The one documented effect of political satire that has raised some eyebrows is a negative relationship between exposure to The Daily Show and Colbert and trust in the government. Avid consumers of political satire have lower trust in the government, regardless of who is in office. While the authors of the initial study that identified this relationship, Jody Baumgartner and Jonathan Morris, political scientists at East Carolina University, described it as a “detrimental effect,” many scholars have since pointed out that low political trust combined with high knowledge and efficacy likely constitutes a desirable democratic concoction.

After all, wouldn’t someone with low trust in government but extensive political knowledge and confidence in her ability to participate effectively, be skeptical, passionate, and engaged? Probably.

The healthy citizen

In exploring how these shows affect democracy, researchers like me have had to reconsider what healthy democratic citizenship ought to look like. Does citizenship have to involve a certain kind of policy-based knowledge or town-hall-meeting attendance? Do citizens have to watch traditional news and treat politics with a kind of due reverence? Perhaps there are viable models of citizenship that emphasize skepticism, playfulness, passion, and an emotional connection to the political process—ways of engaging with politics that aren’t so serious, or difficult.

American definitions of citizenship have evolved. In his 1998 book The Good Citizen: A History of American Civic Life, sociologist Michael Schudson documents the changing norms surrounding American citizenship. He points to the liquor-fueled celebrations of the 1700s and the raucous, party-based participatory culture of the 1800s. He reminds us that today’s rational model of citizenship—in which citizens are expected to become policy experts and dispassionate political participants—has not always been with us, but rather is an outgrowth of the Progressive movement of the 1890s. Suspicious of the emotional whims of the public, and concerned about the voters’ vulnerability to the manipulation of powerful political parties, Mugwump progressives sought to protect the political process from these dubious forces. Through changes in the ballot system, and an increasing emphasis on literacy over festival, the “Protestant Reformation” of American politics took place.
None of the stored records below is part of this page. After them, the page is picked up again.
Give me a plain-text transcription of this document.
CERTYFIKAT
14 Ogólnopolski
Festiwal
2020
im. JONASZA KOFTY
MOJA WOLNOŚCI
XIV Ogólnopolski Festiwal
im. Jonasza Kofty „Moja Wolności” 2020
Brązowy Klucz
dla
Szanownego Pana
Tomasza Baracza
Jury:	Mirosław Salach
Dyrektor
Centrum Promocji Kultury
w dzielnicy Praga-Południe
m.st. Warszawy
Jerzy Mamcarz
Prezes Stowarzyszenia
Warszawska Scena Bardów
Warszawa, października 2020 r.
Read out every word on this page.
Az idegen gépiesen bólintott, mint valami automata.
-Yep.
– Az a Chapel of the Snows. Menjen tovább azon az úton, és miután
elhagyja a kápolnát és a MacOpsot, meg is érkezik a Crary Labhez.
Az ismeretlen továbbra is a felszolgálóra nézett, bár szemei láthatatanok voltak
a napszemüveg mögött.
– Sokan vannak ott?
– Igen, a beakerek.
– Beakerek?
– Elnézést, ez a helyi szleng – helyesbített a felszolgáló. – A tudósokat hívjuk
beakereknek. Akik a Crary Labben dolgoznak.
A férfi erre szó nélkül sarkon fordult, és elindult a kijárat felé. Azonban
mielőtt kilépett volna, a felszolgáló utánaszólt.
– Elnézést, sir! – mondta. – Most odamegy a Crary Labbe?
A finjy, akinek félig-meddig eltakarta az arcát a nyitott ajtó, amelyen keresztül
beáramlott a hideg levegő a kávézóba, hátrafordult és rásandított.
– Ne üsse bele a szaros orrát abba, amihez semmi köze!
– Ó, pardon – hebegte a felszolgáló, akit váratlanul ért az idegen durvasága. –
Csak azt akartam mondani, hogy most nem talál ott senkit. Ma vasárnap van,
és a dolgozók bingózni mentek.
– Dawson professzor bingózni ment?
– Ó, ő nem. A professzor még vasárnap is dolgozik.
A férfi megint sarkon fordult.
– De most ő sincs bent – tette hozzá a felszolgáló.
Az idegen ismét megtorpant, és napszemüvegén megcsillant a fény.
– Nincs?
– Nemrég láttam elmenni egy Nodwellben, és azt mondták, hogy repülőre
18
Translation: They sucked the fun out.

As Schudson colorfully describes, “Mugwump reformers were not keen on wild and woolly party democracy with its elevation of the election to an extraordinary collective carnivalesque ritual. Carnival was not their style.”

Schudson, who teaches at the Columbia Journalism School, does not advocate for one model of citizenship over another, as each of these eras was plagued by different threats to democratic health. But his reminder that rational, staid political discourse and participation are cultural constructions, not a fixed reality, allows us to consider some functional alternatives. 

To date, most quantitative studies of the impact of Colbert and The Daily Show have been rooted in rational political science, the un-fun Mugwump model of citizenship. We tend to ask respondents the old (sometimes 60-year-old) National Election Studies questions like, “Do you know how much of a majority is necessary for Congress to override a presidential veto?” (to measure civics knowledge), and, “Did you try to persuade someone whom to vote for?” and “Did you donate money?” (to measure political participation). Though there is evidence of a Stewart-Colbert effect when looking at these rational constructs, imagine what we will find if we begin to ask questions that better capture the spirit of what political humor really does for its viewers.

For example, when analyzing the impact of political satire, Jeffrey Jones, director of the George Foster Peabody Awards at the University of Georgia, suggests we should consider how viewers use political satire and parody to connect with politics and find meaning in political issues. Colbert and Stewart, Jones says, present political stories and issues in a way that is accessible and appealing, making viewers feel more connected to politics and empowered to think about it in an active and playful way.

Dannagal G. Young is an assistant professor of communication at the University of Delaware and a research fellow at the university's Center for Political Communication. She is also a professional improvisational comedian with ComedySportz in Philadelphia.